Abstract A045: Integrated tumor genomics and peripheral immune profiling identify complementary biomarkers of response to frontline pembrolizumab in extranodal NK/T-cell lymphoma
Amira Marouf, Alison Moskowitz, William T Johnson, Sneha Mitra, Nivetha Ganesan, Andrew Mcpherson, Steven Horwitz, Santosha A. VardhanaAbstract
Introduction:
Extranodal NK/T cell lymphoma (ENKTL) is a rare and aggressive lymphoma that requires better treatment options. Targeting PD1 has shown promising efficacy in the relapsed/refractory setting and has the potential to improve both efficacy and tolerability of front-line therapy. In a phase II investigator-initiated study conducted at MSKCC (Moskowitz et al., ASH 2024), single-agent pembrolizumab induced durable complete metabolic responses (CMR) in a subset of newly diagnosed patients, providing a unique opportunity to investigate biomarkers of sensitivity and primary resistance to PD-1 blockade.
Methods:
Our group recently completed a phase II trial evaluating lead in single-agent pembrolizumab in untreated ENKTL (Moskowitz et al., ASH 2024). To investigate biomarkers predictive of response or resistance to immune checkpoint blockade in ENKTL, we first analyzed tumor programmed death ligand 1 (PD-L1) structural variants (SVs) in pretreatment biopsies. PD-L1 (CD274) structural variants were evaluated using an MSK custom hybrid-capture assay covering the full locus, with deep sequencing of FFPE tumor DNA, computational detection by Destruct and GRIDSS, IGV confirmation, and healthy donor DNA as a negative control. We also analyzed 15 longitudinally collected peripheral blood samples from 6 patients using 5’ single-cell RNA, TCR, and surface epitope profiling (Single Cell Immune Profiling, 10x Genomics) to explore immune correlates of response and resistance.
Results:
PD-L1 SVs were identified in 4 patients, and all 4 achieved CMR (vs CMR in 4/15 without PD-L1 SV) supporting PD-L1 SV as a biomarker of marked sensitivity to PD-1 blockade.
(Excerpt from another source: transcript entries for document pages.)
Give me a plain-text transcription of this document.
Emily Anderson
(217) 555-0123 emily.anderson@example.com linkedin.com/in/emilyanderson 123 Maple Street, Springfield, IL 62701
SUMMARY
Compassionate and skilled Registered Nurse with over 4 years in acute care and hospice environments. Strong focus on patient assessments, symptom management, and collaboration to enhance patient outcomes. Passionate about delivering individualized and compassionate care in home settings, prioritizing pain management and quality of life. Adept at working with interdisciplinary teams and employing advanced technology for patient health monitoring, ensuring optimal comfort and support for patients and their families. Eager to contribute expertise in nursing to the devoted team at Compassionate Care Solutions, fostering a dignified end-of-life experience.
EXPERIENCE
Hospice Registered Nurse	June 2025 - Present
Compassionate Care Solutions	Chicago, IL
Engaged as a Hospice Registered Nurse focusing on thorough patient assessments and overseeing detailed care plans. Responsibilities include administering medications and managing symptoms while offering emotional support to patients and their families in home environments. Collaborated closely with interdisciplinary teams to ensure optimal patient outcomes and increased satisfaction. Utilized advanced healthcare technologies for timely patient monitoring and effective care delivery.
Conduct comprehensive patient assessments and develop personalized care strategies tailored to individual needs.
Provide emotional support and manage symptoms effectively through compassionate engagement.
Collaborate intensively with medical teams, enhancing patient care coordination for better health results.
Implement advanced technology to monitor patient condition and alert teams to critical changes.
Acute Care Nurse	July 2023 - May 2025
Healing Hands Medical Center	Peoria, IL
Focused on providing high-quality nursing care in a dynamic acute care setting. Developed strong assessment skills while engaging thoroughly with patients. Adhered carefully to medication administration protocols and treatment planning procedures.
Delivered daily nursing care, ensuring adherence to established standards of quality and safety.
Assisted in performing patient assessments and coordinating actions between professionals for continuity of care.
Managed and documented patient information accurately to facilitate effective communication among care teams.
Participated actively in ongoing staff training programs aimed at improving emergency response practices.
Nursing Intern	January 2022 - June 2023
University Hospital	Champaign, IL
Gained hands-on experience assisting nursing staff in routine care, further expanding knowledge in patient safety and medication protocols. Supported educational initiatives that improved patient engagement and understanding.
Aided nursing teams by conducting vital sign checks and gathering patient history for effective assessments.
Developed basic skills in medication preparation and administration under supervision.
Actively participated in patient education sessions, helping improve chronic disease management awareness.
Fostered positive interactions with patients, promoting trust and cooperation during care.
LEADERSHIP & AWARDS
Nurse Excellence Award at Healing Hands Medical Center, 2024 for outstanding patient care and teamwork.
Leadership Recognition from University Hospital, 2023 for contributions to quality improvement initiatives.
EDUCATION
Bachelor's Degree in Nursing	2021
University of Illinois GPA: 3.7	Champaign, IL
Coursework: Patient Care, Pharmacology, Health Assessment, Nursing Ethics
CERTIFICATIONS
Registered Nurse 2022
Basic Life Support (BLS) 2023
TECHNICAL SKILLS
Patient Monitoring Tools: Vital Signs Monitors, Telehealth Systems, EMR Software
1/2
Responses in patients without PD-L1 SV, indicate that this alteration alone does not explain the full spectrum of pembrolizumab benefit. Peripheral immune profiling identified distinct T-cell states associated with clinical outcome. Response was associated with increased circulating naive T cells and PD-1+ CD8+ T cells with a self-renewing ‘progenitor-like’ exhausted T cell phenotype, whereas nonresponse was associated with enrichment of an inflammatory yet non-cytotoxic GZMK+ CD8+ T-cell subset. This subset is transcriptionally similar to GZMK+ CD8 T-cell states with inflammatory but limited cytotoxic potential that have been shown to accumulate in and drive autoimmune pathology. At the transcriptomic level, GZMK+ CD8+ T cells exhibited stress-associated programs, activation of the TP53 pathway, and impaired mitochondrial function, consistent with a dysfunctional effector state.
Conclusion:
Our findings support a biological model in which PD-L1 SV identifies a subset of ENKTL intrinsically sensitive to pembrolizumab, while peripheral immune profiling reveals distinct T-cell states associated with primary resistance. Integrating tumor genomics with single-cell immune profiling may improve patient selection for frontline PD-1 blockade and help identify mechanisms of resistance that could inform rational combination strategies for patients who fail anti-PD-1 therapy.
Citation Format:
Amira Marouf, Alison Moskowitz, William T Johnson, Sneha Mitra, Nivetha Ganesan, Andrew Mcpherson, Steven Horwitz, Santosha A. Vardhana. Integrated tumor genomics and peripheral immune profiling identify complementary biomarkers of response to frontline pembrolizumab in extranodal NK/T-cell lymphoma [abstract]. In: Proceedings of the Fifth AACR International Meeting on Advances in Malignant Lymphoma: From Discovery to Clinical Impact; 2026 Jun 24-27; Philadelphia, PA. Philadelphia (PA): AACR; Blood Cancer Discov 2026;7(3_Suppl):Abstract nr A045.